Williams County Sheriff Tom Kochert, left, works with Deputy Ben Baldwin during a training exercise last summer at the Mose Mohre Memorial Combat Range in Bryan.

The Williams County Sheriff’s Office Special Deputies Program is alive and well, but some of the faces are changing.

Sheriff Tom Kochert spoke to The Bryan Times Wednesday in response to public concern over the personnel changes after several special deputies received notice that their services were no longer required.

“No one was fired,” he said. “It’s not any kind of disciplinary action; nobody did anything wrong, nothing along those lines at all. I’m simply exercising the right every new sheriff has to reorganize the office and structure it as I see fit.
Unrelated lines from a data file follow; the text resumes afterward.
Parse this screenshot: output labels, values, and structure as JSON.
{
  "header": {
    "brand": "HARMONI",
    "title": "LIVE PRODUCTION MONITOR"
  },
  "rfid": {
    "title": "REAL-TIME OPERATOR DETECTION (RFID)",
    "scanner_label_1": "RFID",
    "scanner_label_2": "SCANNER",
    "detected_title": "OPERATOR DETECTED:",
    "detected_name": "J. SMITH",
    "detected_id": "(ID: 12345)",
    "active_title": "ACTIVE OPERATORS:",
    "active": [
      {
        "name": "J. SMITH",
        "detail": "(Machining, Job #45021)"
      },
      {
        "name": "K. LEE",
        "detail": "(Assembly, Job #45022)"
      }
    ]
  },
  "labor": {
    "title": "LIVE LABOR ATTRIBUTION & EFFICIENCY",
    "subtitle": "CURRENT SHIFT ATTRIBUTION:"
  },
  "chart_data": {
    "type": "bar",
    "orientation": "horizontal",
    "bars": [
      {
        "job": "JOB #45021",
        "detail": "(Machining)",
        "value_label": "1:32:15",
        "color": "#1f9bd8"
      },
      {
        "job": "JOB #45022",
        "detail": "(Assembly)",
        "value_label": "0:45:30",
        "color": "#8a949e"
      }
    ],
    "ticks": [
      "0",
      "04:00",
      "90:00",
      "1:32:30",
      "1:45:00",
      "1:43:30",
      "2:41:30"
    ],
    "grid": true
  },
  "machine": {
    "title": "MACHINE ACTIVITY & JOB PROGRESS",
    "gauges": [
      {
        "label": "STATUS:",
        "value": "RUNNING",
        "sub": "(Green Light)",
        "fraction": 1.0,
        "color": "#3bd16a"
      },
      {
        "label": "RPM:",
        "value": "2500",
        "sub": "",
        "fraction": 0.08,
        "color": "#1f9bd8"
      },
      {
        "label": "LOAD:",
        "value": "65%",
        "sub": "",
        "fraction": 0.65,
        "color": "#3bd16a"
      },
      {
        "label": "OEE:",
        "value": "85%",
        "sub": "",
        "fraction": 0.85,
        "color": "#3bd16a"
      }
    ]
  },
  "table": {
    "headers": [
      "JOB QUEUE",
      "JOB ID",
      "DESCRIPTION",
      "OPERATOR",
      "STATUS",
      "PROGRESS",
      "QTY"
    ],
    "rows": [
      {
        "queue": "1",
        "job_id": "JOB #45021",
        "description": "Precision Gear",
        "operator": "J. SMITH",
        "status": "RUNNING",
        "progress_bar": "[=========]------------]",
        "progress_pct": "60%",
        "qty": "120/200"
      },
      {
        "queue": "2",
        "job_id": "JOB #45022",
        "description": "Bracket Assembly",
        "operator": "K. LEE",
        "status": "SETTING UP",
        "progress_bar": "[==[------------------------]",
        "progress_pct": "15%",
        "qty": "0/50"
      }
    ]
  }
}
It is never easy but it is necessary. Some have been let go. Others are being re-sworn for different duties.

“Folks in Williams County expect us to utilize resources to the best of our ability and this is one small part of that. I am not disbanding or ending the special deputy program. In fact, my plan will expand its use in the county. I have already sworn two new certified special deputies with a third pending and new mounted deputies are being processed. “

He said he has also assigned one road patrol deputy to act as a liaison to the program to coordinate training events for its certified peace officers as well as its Mounted Patrol, Dive Team and Search and Rescue volunteers.

“That will be monthly for the certified officers to maintain their certification, but not as much or as often as our full-time deputies,” he said. “Most of them are already employed elsewhere.”

Kochert said his goal is to “have a Special Deputy Program that has a very definite function, clearly designed and well-trained, ready to serve.”

He wants the certified volunteers to be “cruiser ready,” and able to work with road patrol units on various projects. “You’ll probably be seeing more of them in the future,” he said.

Kochert also said there was no set cap on the number of volunteers in the program.

“It all depends on the quality of individuals interested and their ability to pass training and background checks,” he said. “We want to follow the proper guidelines when we bring them on because all deputies serve and represent the citizens of Williams County.”